La narratrice retrouve Roman, un amour de jeunesse, et c’est une secousse. Ce qui semblait appartenir au passé revient avec sa charge intacte, ses silences, ses malentendus, ses fantômes. Pauline Klein observe ce que les années déposent sur les êtres, ce que l’on croit avoir dépassé, ce qui demeure au contraire tapi, prêt à reprendre sa place.
Le mensonge, ici, n’est jamais traité comme un banal défaut moral. Il devient une matière romanesque, presque une langue intérieure. On ment pour séduire, pour se protéger, pour embellir, pour ne pas perdre la face, pour donner au chaos une forme acceptable.

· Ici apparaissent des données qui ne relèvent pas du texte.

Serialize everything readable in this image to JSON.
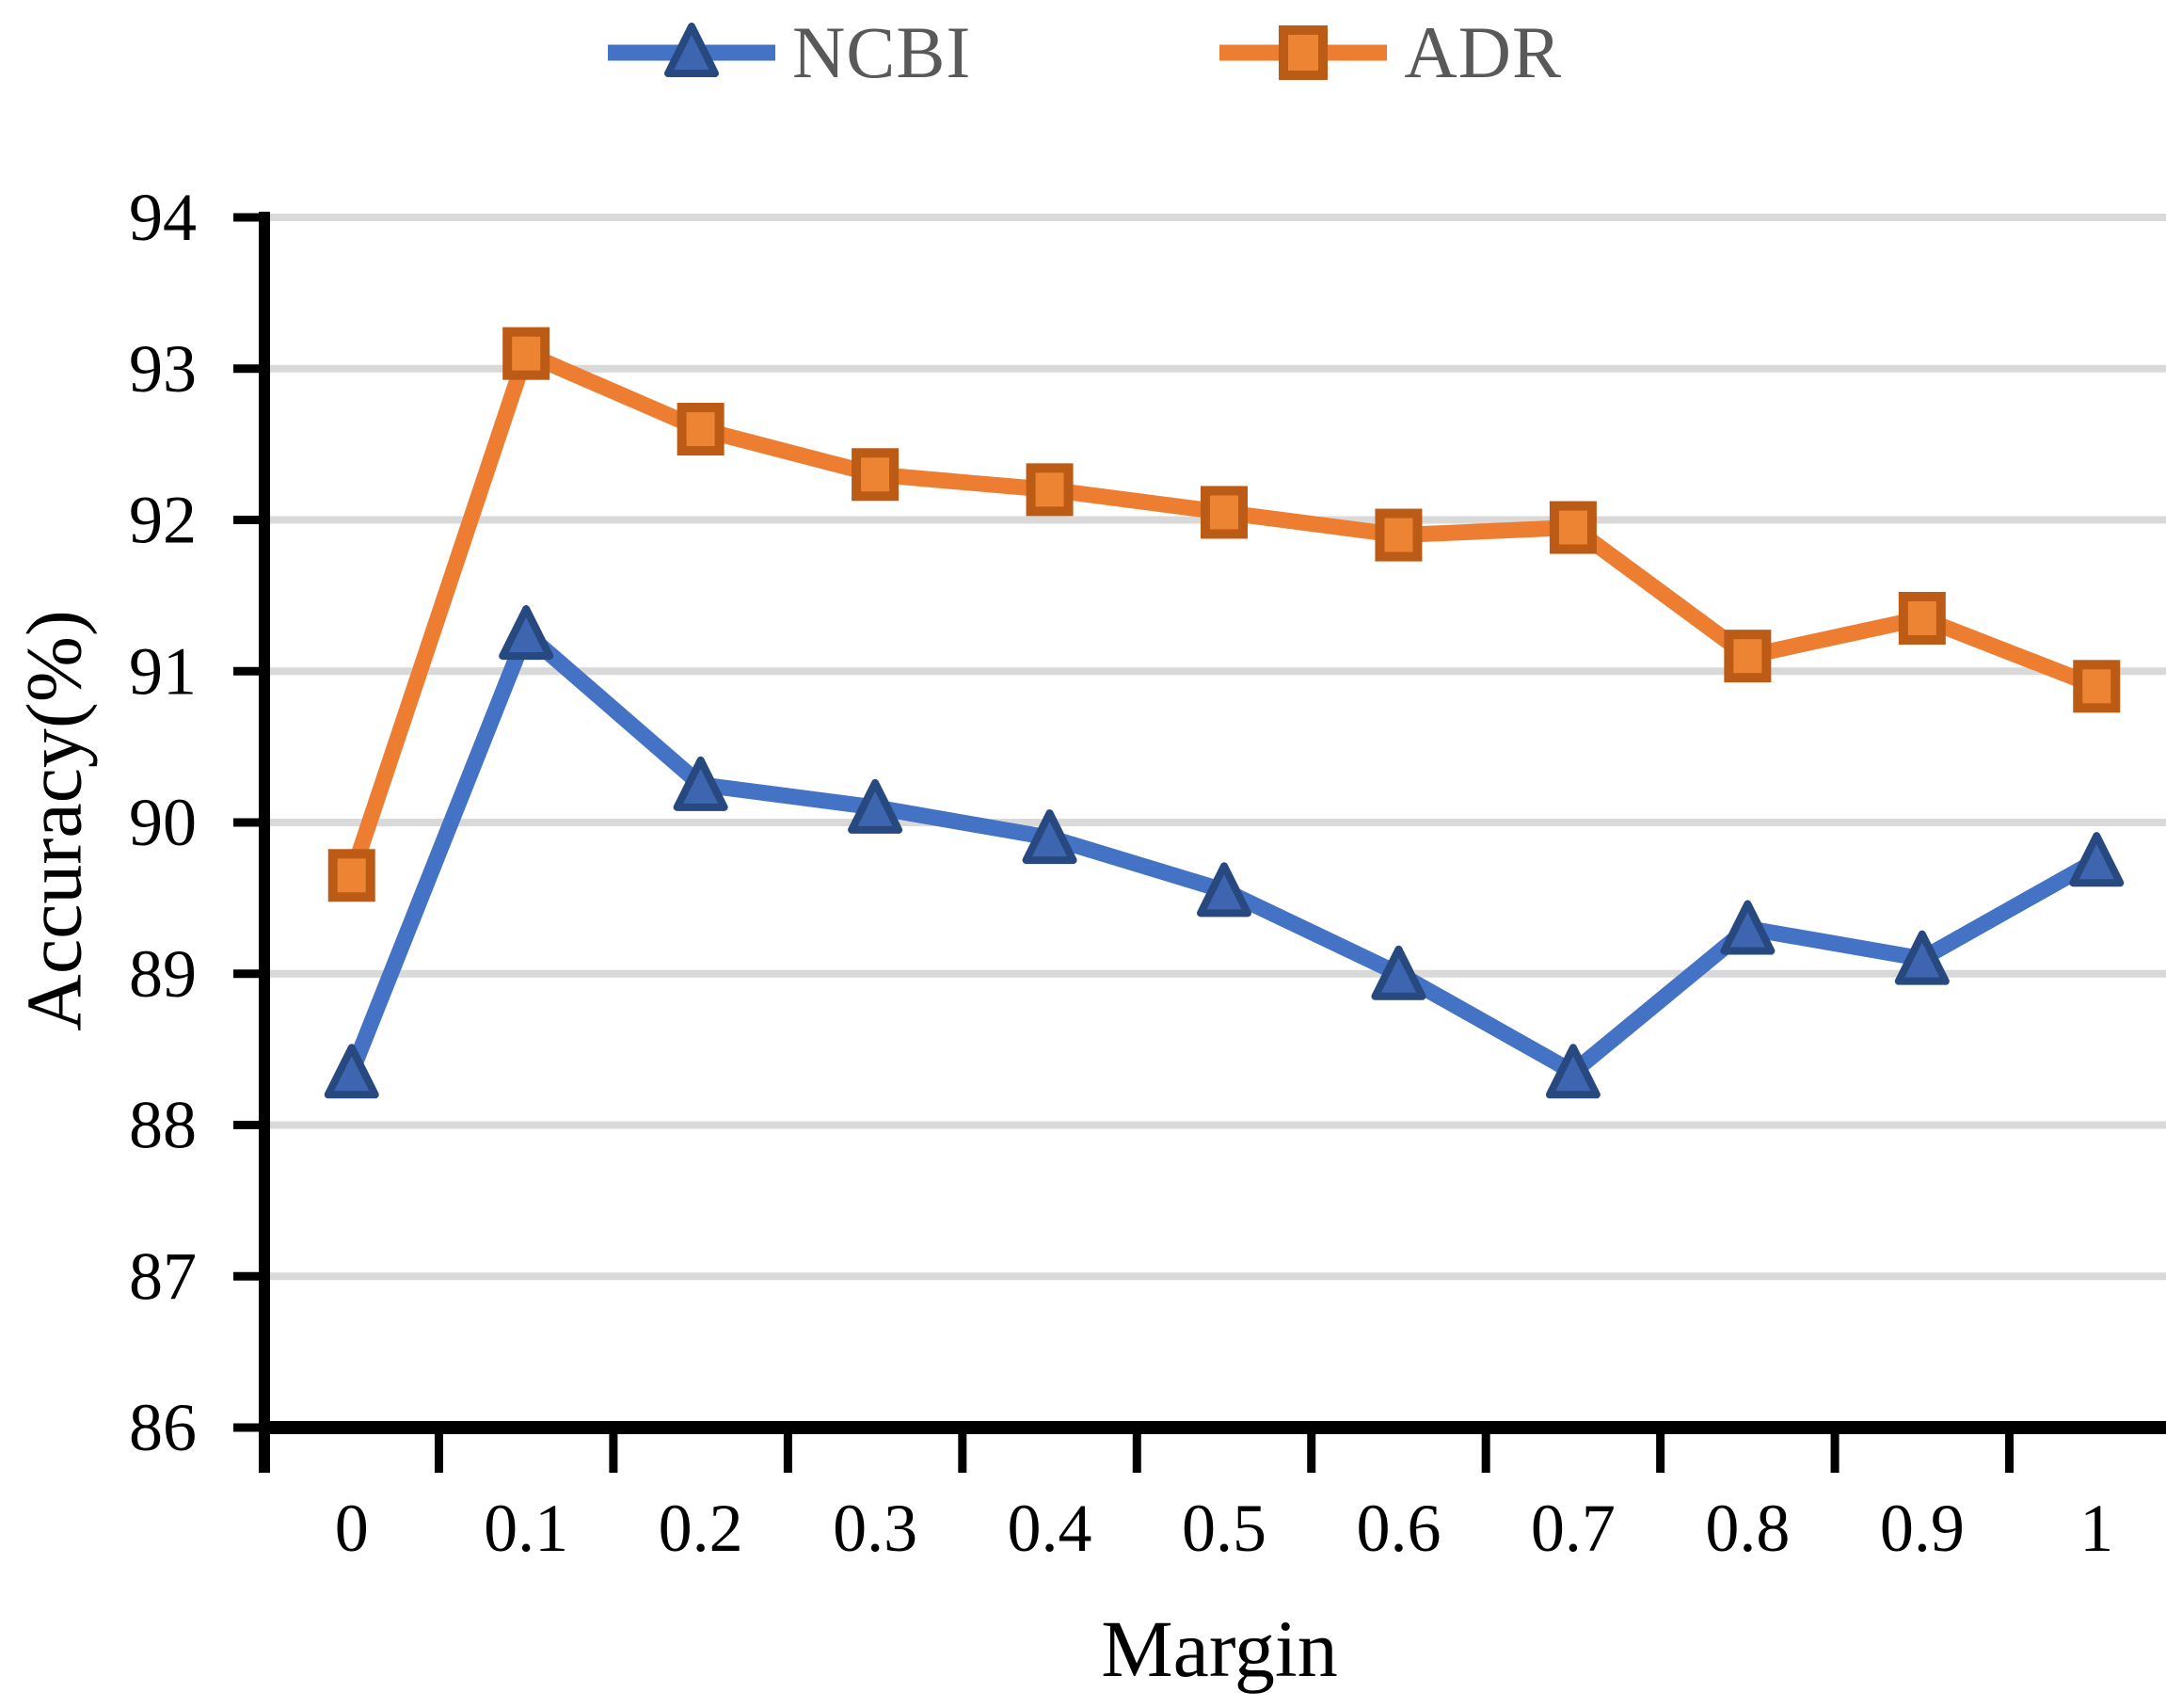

On ment aussi parce que la vérité, parfois, arrive trop tard ou trop brutalement. Le roman prend forme dans une lumière oblique, entre lucidité et mauvaise foi, tendresse et cruauté douce.
J’ai beaucoup aimé l’élégance discrète et la précision de ce texte. Les phrases semblent parfois glisser avec légèreté, puis elles ouvrent soudain une faille plus profonde. Le livre touche parce qu’il ne simplifie rien : ni l’amour, ni la mémoire, ni cette part de nous-mêmes qui préfère.